Introduction
There has been a raging debate as to whether the US should declare China a currency manipulator. The debate has resulted from Beijing’s behavior in international trade that seeks to dominate the international market. China intentionally maintains its exchange rate lower than that of the United States to make its products cheaper than products of the US (Brown par2). This gives them an unfair trade advantage.
The debate involves two sides: opponents and proponents. Opponents claim that declaring China a currency manipulator will harm relations between the two countries and create a trade war (Klein par3). On the other hand, proponents claim that China should be declared a currency manipulator because it gains trade advantage over other countries using dubious means (Brown par3). The US should declare China a currency manipulator because it uses illegal, unethical, and unfair means to gain trade advantage over other countries.
Supporting arguments
First, China should be declared a currency manipulator because it uses unethical means to gain trade advantage (Lazear par4). Laws of the United States give power to the Treasury Department to identify countries that use dubious means to manipulate their currencies in order to gain trade advantage.
The Chinese currency is cheaper compared to the American currency. This gives China trade advantage over the US. It intentionally keeps its currency value lower than that of the US dollar (Klein par5). This is unethical because the value of a country’s currency should be dictated by trade activities on the international market (Lazear par4). A low exchange rate enables China to produce goods cheaply and sell them at a higher price against the American dollar that is more expensive.
American companies cannot compete with Chinese companies fairly because their exchange rates vary significantly (Lazear par5). As such, costs of production are higher in America. China has dominated American merchandise markets with cheap goods that make it difficult for American companies to sell their products. Entry into American markets has been described as a strategy to keep exchange rate low and block its currency from rising to a market-determined value (Lazear par7).
Secondly, China should be declared a currency manipulator because its low exchange rate has adverse effects on economy of the United States (Roach par3). Legislative action is necessary on China because America’s trade deficit is enlarging mainly due to economic pressure exerted on jobs and national income.
Currency manipulation has led to loss of market share by the United States (Lazear par5).
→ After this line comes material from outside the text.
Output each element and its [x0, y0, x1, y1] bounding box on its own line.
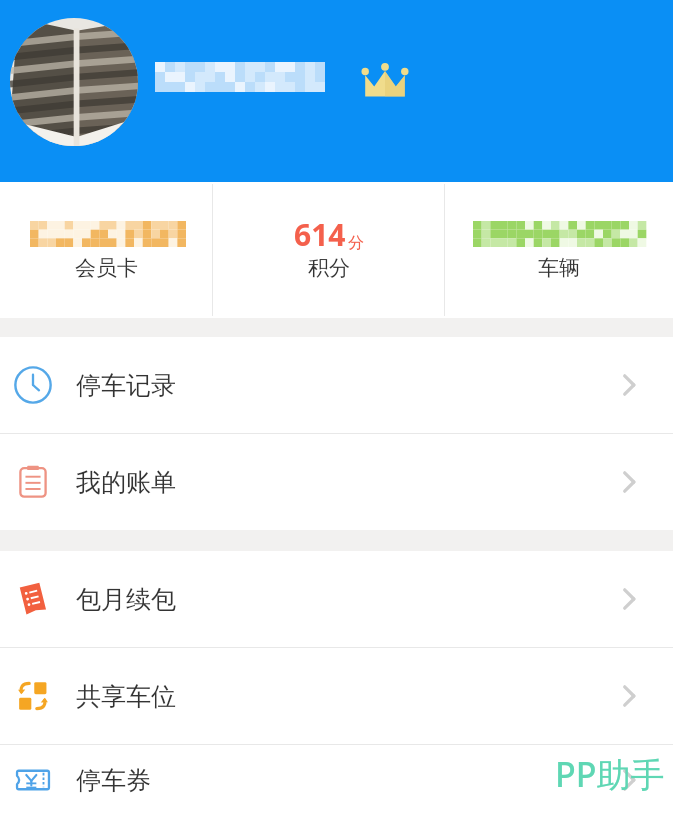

This has affected companies, workers, and reduced availability of jobs. Research has shown that trade deficit has averaged at a value of 4.4 percent of the total GDP, a figure that has not changed for the last eight years (Roach par5). China is responsible for increase in trade deficit. It presents a serious economic threat to the US because it does not facilitate a level playing ground for trade on the international market.
Thirdly, China manipulation of their exchange rate is a threat to the global economy (Roach par6). It is therefore in the interest of the world to adjust its rate to a fair market value. Global trade imbalance between countries is a threat to stability and sustenance of global economy. Many economists have argued that China’s saving glut is a major source of global economic instability.
Counter argument
Opponents argue that China should not be declared currency manipulator because such a decision will cause trade wars and strain the relationship between the two countries. They argue that China’s actions are not to blame for US’s widening trade deficit (Wu par4). The main cause of the trade deficit is a shortfall of net national saving rate. The rate has deteriorated since 2008 and has not shown any signs of improvement.
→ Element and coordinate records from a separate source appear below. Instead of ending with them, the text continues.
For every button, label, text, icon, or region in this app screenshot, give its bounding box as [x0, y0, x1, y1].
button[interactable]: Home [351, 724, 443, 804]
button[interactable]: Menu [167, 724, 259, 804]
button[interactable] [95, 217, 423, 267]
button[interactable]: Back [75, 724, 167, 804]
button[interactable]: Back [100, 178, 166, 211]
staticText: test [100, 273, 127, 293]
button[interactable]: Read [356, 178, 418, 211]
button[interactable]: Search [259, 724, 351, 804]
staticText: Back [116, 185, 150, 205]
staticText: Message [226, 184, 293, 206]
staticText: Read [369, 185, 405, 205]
They also refute claims that China manipulates their exchange rate because their currency has risen by 31.4 percent since 2005 (Lazear par8). This increase is more than is required by the Schumer-Graham bill. China is cautious because a sharp increase in the value of its currency might have adverse effects on its economy (Lazear par9). Furthermore, it has shown willingness to bring its currency to fair market values gradually.
Conclusion
The debate on whether the US should declare China a currency manipulator has been ongoing for a long time. China has been accused of manipulating its exchange rate in order to gain trade advantage. Currency manipulation is a threat to the economy of the United States and the global economy because it leads to loss of jobs and poor performance of companies.
It has led to loss of a significant market share by the US. Opponents claim that China is not the cause of the widening trade deficit but a declining national saving culture. They also argue that China has shown willingness to adjust its currency value because its value has increased by 31.5 percent since 2005. Currency manipulation is a threat to global economy and the economy of the US. Therefore, China should be declared a currency manipulator by the United States.
Works Cited
Brown, S. Currency Manipulation Gives Chinese an Unfair Advantage. 2012. Web.
Klein, E. Five Facts You Need to Know About China’s Currency Manipulation. 2012. Web.
Lazear, E. Chinese Currency Manipulation is Not the Problem. 2013. Web.
Roach, S. China’s Currency Manipulation: A Policy Debate. 2012. Web.
Wu, M. China’s Currency is not Our Problem. 2011. Web.